Some people regard the Sensors Expo and Conference, which recently took place in Rosemont, Ill., as one of the industry's leading events focusing on sensors and integrated sensor systems. The show attracts scientists, engineers, students, and members of the news media from around the globe. Visitors can always expect prototypes and sensors that may find their way into consumer products in the near future.
Many companies attended this year's event, including MEMSIC, which focuses on accelerometers, tilt sensors, inertial systems, magnetic sensors, flow sensors, and wireless sensor networks. The product it was introducing to the world is an ultra-efficient two-axis magnetic sensor.
One of the most notable features of this sensor is its low power consumption. MEMSIC says the device, capable of operating from only 1.8V, leads the industry in magnetic sensor performance. Operating currents range from 20 uAmps to 50 uAmps, depending on the accuracy it is operating with. The power-down mode operates at a mere 20 nAmps. In addition, the sensor features MEMSIC's patented proprietary anisotropic magnetic resistive technology. This allows the sensor to operate over the range of ±6 Gauss scale.

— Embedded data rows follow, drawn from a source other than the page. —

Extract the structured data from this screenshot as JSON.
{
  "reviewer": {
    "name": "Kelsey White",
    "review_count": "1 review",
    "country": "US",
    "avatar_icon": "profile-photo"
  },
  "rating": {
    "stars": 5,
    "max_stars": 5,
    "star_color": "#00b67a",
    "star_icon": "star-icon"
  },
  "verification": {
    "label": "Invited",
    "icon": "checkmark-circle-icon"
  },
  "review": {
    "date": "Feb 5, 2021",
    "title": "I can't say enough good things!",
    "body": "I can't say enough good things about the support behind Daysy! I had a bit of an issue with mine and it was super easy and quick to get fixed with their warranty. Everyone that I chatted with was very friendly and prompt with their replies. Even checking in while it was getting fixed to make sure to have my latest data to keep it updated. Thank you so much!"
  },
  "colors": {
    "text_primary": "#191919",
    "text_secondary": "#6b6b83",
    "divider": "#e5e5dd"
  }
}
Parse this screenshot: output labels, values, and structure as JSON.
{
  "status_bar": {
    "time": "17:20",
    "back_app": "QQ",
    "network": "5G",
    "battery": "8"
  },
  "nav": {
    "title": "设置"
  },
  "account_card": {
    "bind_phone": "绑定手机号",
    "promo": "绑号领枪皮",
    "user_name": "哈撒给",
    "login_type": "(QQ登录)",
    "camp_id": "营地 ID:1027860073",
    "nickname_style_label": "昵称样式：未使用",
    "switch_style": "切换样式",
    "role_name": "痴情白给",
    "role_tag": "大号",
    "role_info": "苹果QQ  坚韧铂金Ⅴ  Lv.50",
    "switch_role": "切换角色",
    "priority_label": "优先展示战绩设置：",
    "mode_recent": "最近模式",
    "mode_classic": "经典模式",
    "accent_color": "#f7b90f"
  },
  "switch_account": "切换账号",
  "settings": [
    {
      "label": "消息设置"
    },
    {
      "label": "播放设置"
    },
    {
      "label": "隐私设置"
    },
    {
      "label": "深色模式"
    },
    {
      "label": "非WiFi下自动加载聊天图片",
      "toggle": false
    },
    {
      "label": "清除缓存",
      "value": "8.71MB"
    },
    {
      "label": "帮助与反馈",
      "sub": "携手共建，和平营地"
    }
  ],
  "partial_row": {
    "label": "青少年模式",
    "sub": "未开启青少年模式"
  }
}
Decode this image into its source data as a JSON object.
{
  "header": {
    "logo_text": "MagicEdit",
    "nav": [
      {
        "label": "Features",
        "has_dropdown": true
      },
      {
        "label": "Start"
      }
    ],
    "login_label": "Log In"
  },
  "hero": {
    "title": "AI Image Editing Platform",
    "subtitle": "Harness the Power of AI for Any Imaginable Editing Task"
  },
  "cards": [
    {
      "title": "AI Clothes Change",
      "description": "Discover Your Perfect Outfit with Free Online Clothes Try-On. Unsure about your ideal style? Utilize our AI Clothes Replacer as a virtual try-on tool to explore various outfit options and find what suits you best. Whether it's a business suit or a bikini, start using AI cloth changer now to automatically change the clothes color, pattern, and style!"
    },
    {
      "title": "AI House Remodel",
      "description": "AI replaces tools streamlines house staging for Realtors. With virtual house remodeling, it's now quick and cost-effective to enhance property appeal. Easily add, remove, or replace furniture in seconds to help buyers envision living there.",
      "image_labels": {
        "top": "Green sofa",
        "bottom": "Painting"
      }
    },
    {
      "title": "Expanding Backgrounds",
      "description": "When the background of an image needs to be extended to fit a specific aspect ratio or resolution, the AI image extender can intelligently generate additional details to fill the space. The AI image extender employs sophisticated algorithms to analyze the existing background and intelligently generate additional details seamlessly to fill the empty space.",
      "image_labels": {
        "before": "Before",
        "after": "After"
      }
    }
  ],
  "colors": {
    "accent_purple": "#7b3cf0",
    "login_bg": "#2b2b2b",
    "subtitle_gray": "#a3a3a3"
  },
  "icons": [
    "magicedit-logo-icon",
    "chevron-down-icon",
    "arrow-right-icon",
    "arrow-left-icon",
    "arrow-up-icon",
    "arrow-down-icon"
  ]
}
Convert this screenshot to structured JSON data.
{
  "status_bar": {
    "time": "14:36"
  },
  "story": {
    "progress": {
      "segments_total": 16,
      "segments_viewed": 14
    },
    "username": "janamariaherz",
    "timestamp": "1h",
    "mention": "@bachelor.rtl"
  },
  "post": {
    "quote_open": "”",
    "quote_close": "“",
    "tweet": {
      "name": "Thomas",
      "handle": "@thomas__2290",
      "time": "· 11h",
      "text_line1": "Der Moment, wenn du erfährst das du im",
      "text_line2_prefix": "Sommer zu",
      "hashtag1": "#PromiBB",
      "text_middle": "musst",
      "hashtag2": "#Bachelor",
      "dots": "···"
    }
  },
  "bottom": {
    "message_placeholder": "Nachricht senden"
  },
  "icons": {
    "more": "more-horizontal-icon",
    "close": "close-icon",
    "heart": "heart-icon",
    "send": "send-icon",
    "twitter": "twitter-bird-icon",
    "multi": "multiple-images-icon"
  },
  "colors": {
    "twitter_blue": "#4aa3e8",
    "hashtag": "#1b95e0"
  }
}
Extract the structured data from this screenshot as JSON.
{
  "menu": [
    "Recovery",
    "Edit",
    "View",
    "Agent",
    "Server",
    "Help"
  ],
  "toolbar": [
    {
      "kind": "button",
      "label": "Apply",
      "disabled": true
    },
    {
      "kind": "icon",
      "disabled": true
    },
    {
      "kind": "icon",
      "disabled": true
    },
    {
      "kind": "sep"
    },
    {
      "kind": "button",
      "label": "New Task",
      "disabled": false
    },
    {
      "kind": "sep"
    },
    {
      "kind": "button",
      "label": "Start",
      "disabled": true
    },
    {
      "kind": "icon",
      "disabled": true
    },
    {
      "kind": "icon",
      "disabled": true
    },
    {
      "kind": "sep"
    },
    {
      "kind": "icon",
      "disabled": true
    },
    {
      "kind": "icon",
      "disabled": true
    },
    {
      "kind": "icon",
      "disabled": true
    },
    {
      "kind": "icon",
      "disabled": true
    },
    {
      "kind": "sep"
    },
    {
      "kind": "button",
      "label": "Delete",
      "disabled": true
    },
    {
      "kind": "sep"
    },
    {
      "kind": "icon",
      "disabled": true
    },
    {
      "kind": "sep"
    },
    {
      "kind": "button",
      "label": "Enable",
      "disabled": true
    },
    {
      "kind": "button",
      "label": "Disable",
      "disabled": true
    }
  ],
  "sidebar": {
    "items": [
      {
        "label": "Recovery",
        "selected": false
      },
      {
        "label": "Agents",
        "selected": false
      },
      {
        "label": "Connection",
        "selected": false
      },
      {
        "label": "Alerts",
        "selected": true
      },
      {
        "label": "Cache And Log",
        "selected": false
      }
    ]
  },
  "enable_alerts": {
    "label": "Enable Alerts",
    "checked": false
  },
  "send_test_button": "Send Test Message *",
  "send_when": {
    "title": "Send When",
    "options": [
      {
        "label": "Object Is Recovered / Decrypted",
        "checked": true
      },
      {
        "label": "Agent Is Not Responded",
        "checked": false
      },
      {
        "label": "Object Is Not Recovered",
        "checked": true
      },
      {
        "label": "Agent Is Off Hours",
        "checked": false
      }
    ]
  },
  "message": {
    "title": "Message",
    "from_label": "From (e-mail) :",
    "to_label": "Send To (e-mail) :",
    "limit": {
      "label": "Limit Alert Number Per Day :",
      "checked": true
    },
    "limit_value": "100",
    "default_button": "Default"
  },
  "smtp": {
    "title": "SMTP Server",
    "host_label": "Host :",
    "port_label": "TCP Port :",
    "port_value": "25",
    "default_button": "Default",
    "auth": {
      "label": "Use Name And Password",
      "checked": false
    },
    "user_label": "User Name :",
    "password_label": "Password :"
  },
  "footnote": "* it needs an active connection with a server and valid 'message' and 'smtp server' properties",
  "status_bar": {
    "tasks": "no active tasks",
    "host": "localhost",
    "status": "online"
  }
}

John Newton, MEMSIC vice president of marketing, said in a press release:
The introduction of our Two-Axis Magnetic Sensor solidifies MEMSIC's position as the industry's magnetic sensor leader. It offers the best price/performance solution for a production two-axis magnetic sensor in the market today. The small 2.0 mm. x 2.0 mm. x 1.0 mm. BGA package has the same footprint and pin-out of the award-winning three-axis magnetic sensor we introduced last year, ensuring that our existing magnetic sensor customers can rely on us to provide long-term support of their designs, thus eliminating their need to create expensive and time-consuming new PCB layouts. We expect this device to win major acceptance in the design community because of its ease in integrating into designs, its small-sized LGA packaging and low power consumption -- all crucial requirements in many of today's high-volume applications.
The potential applications for this new sensor include portable electronics or possibly electronic compassing. Though it will probably find a home in compact portable electronics, magnetic sensors also play a huge part in measuring the speed or position of objects. For example, Hall Effect sensors are used in some automobiles to track and quantify the rotation of the camshaft and crankshaft. This information is used to calculate the vehicle's RPM and speed and to tell the system the proper timing for firing the fuel injectors.
You can certainly look for this technology from Citizen, the watch manufacturer. But the most valuable part of MEMSIC's product is its energy efficiency. With such an emphasis on going green these days, nothing is more important in a new system's products than energy efficiency.